After we left Cottonwood Falls, it was really about making time to Chicago. Drew and Natalie and Tate awaited. We were eager – if you want to call it that – to get the van fixed. Tate, it turns out, is no longer a grandpa-chest-napper. He has routines, and that ain’t one. What he is though, is a beautiful and lucky boy. Holly and I have been blessed again to see what a great job Drew and Natalie are doing at the hardest job in the world: raising a good and kind human. As an added extra bonus, Holly and I get Tate all to ourselves for four days while Drew and Natalie go to a wedding. We’ll be heading out in a couple days to see a part of the country that’s new to us and to see some people we love. As always, this journey, even the whining engine parts, are a gift. We’ll be back here when Tate turns 1 year old in June, then east, then west. I think I have an invitation to learn how to use a plasma torch on a farm in North Dakota. I’ll need to check up on that.
3 thoughts on “Chrono Synclastic Infundibulum”
Sorry to read about your engine problems. It wasn’t long after I met you two in Idaho last year that the transmission on my Transit started giving me trouble. Turned out to be a cracked transmission cooler that set me back $1300. Like you, I’ve come to accept that this sort of thing is part of the journey (both literal and metaphorical). I’m currently back in New York waiting on new tires before I set off along the northern shore of Lake Superior on my way to the Arctic Ocean and hopefully a summer of new experiences in Alaska. I’m enjoying your tales from the road and hoping I can put together a similar chronology in the not too distant future.
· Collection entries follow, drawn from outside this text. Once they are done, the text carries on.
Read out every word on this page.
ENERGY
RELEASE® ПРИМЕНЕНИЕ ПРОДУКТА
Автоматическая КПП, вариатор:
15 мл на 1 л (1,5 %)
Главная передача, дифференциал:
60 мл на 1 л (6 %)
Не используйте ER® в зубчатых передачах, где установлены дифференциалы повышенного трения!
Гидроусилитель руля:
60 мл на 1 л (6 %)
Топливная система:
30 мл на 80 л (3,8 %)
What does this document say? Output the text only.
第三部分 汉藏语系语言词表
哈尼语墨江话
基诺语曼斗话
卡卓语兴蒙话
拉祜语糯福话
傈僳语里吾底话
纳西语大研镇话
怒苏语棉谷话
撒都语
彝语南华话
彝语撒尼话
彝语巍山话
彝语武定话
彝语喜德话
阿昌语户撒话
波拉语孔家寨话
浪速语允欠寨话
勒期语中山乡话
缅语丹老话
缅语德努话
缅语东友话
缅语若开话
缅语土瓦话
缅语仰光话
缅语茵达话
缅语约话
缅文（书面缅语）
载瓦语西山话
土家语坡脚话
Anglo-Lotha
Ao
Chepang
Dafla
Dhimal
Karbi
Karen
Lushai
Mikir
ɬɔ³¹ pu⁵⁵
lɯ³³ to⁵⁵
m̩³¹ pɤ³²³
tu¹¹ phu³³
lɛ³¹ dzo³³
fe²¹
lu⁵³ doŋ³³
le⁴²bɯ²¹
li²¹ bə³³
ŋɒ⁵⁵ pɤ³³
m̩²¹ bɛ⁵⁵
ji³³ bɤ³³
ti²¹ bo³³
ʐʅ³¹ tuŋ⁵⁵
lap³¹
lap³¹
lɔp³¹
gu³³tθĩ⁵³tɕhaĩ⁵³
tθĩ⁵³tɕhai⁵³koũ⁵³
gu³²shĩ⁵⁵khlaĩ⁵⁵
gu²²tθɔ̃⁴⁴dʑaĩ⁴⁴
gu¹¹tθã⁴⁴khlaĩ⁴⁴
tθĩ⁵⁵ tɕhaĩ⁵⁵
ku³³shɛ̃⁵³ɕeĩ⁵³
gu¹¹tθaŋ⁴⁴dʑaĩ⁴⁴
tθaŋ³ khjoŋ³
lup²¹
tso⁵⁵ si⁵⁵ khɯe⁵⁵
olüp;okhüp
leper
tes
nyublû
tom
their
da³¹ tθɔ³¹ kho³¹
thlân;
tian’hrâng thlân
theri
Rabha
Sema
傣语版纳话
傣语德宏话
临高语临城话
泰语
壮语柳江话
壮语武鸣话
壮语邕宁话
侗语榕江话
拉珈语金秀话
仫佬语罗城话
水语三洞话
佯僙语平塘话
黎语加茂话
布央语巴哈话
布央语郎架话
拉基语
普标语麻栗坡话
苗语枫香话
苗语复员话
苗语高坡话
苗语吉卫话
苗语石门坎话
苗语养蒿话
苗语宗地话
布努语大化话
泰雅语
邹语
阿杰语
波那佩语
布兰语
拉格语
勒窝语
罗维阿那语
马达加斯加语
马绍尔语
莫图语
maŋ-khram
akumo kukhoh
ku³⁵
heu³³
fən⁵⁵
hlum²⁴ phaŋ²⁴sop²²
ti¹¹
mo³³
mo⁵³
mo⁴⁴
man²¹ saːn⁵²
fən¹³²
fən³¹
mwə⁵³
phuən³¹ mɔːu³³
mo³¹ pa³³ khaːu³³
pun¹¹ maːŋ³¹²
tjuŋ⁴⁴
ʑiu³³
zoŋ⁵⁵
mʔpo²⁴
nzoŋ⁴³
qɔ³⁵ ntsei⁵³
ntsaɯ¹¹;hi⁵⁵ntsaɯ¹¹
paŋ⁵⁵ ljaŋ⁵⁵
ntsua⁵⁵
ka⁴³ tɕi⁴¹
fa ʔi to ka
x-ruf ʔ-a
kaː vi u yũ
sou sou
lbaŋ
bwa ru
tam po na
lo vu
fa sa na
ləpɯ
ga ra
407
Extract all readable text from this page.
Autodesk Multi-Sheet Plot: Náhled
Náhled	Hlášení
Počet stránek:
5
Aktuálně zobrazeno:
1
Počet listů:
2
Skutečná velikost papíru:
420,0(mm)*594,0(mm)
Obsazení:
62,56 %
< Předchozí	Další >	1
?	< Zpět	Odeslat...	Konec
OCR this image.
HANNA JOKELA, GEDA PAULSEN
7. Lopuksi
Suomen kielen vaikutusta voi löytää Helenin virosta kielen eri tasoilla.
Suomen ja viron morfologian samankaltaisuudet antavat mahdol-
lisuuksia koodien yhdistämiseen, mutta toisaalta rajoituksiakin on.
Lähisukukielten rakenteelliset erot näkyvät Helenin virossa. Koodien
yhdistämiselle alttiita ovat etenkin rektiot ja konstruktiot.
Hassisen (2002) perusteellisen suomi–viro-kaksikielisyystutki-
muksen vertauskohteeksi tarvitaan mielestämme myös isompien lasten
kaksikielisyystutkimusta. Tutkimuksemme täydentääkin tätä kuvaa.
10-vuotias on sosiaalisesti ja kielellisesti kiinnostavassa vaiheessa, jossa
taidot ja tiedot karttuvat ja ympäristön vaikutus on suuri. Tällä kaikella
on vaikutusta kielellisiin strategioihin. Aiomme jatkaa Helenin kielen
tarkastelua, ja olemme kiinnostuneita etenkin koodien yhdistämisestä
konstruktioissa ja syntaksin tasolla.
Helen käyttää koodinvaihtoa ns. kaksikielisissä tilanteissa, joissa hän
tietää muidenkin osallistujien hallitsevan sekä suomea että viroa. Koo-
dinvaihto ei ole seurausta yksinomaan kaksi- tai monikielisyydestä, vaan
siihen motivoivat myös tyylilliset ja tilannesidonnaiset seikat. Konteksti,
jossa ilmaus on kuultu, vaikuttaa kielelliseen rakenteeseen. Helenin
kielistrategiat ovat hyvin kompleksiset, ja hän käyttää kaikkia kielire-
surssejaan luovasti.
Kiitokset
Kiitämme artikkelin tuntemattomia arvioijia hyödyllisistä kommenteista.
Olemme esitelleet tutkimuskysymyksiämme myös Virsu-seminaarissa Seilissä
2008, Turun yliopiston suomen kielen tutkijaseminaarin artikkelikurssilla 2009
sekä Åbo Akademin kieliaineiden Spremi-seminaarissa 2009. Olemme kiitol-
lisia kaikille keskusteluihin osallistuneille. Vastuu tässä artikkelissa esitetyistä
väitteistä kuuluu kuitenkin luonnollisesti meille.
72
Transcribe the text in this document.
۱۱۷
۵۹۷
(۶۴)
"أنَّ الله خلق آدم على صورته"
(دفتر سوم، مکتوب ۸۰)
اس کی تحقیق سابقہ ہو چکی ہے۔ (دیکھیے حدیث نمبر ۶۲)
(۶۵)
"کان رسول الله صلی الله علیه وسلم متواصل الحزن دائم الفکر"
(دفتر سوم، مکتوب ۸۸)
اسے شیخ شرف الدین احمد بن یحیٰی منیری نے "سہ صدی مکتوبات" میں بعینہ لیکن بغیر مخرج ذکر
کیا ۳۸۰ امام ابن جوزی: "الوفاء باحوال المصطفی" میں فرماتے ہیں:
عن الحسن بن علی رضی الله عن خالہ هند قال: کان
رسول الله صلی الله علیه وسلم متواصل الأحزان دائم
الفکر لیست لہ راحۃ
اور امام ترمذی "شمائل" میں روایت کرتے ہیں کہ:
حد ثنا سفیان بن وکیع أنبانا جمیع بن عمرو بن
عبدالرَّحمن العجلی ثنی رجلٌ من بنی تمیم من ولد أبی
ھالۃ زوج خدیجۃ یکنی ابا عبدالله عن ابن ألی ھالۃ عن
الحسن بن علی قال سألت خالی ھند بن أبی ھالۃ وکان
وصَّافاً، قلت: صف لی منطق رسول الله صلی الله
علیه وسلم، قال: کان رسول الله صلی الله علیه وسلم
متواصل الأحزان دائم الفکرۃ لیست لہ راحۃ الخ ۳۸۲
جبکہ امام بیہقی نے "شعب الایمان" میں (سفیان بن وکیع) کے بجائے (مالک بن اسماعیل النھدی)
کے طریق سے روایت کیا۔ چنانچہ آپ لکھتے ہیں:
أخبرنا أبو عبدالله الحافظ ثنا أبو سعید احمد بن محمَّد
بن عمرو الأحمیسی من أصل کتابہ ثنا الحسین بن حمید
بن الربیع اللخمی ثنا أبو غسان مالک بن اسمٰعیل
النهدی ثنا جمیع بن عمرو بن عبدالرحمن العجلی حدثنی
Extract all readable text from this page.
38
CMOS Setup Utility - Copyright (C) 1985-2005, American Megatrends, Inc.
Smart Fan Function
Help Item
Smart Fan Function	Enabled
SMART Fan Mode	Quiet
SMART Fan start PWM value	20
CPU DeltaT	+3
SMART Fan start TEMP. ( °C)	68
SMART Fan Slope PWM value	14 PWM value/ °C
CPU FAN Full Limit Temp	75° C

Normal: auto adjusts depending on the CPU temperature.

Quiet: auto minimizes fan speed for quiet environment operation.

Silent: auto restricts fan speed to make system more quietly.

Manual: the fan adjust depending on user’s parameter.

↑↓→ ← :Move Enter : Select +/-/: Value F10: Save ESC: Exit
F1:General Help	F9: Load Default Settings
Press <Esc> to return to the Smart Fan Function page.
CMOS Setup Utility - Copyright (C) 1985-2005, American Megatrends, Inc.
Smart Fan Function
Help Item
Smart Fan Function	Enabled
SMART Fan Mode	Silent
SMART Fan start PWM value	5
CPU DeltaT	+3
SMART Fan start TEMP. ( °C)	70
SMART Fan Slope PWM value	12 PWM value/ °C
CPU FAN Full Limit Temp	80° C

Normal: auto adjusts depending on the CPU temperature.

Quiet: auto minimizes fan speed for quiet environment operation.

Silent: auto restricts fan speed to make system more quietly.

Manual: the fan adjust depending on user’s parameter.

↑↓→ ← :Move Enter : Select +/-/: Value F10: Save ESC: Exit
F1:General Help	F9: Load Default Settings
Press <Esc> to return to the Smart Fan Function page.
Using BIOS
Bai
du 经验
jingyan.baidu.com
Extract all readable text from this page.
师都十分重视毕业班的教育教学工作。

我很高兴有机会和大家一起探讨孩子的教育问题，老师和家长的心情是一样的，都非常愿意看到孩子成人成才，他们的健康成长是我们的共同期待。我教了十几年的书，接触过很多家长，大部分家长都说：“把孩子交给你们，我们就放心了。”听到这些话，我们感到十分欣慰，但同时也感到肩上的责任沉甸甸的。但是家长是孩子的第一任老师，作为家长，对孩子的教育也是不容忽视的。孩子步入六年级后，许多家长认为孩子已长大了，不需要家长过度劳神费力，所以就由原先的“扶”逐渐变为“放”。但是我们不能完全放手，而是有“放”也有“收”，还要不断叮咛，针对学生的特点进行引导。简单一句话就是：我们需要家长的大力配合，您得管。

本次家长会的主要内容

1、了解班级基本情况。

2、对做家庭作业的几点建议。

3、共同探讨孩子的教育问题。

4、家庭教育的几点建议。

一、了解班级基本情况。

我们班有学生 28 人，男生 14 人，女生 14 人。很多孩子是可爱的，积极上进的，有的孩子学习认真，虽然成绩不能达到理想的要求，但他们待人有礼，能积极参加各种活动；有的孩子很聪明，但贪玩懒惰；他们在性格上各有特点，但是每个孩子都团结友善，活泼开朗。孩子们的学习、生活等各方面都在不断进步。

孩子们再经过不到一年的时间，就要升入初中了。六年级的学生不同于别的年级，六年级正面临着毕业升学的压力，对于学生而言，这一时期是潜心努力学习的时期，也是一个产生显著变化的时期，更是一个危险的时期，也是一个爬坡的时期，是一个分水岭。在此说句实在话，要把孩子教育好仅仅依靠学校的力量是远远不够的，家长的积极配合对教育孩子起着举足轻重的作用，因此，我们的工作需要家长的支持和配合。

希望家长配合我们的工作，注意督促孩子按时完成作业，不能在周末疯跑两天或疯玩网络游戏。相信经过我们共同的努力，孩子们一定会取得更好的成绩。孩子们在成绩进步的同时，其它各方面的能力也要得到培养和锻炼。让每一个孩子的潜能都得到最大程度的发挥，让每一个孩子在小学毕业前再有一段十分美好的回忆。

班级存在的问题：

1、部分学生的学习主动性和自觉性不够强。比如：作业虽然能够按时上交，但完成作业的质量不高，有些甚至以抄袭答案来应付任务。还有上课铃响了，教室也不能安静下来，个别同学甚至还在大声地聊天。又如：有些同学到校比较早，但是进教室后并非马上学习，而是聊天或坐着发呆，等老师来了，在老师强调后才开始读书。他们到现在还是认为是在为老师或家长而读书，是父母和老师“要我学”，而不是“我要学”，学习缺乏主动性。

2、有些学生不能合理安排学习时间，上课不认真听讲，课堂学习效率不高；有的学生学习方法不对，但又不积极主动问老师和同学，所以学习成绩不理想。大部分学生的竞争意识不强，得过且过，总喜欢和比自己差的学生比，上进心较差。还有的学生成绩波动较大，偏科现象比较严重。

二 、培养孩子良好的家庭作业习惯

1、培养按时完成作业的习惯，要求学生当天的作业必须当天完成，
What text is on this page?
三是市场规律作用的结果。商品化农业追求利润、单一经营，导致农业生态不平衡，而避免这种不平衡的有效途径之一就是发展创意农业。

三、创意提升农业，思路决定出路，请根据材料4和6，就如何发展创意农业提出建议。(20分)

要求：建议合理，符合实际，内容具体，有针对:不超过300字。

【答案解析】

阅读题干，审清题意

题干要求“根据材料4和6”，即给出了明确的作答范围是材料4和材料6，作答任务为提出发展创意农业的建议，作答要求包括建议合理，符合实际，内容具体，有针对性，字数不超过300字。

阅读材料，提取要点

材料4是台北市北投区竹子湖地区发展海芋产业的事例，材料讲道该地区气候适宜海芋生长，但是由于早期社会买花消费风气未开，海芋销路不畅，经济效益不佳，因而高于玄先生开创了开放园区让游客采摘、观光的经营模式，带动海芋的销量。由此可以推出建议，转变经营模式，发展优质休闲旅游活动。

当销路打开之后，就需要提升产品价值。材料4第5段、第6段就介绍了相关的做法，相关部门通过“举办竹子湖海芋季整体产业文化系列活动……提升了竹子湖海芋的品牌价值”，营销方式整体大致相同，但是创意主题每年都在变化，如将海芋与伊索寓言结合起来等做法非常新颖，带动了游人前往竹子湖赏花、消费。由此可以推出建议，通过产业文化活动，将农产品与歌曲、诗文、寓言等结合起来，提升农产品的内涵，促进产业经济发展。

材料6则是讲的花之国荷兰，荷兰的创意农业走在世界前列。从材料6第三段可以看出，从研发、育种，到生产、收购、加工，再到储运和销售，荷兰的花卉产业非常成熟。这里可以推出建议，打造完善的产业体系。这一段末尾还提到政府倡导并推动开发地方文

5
Hey there, Dick. Your trip to the Arctic sounds amazing. I’d encourage you to find a way to document the journey. It doesn’t have to be anything big. A little blank journal to sketch or record your thoughts periodically is enough. You’ll enjoy being able to look back on it. Safe travels!
Oh, now I have a reason to go to Winslow – to see the Death Spoons. I don’t really need to stand on the corner.
Love the murals on the rocks.
I wish I could say that I am experiencing Chrono Synclastic Infundibulum. But honestly, I can’t see the future. The future seems like a fiction – although I know that everything changes and the future will arrive one way or another. We have been stuck in the same spot in Oaxaca, Mexico for 3 months. For a while, we were pretty good at living in the moment. We still are but we are ready for the future that takes us back onto the road.
But, of course, our bad luck has brought us many gifts too. I believe once you begin traveling you give up control of where your life takes you. Bad luck can set you on a totally different path. Chance encounters too. You end up where ever you end up next.
But anyways I hope all is well with the van and your visits with friends and family have been wonderful.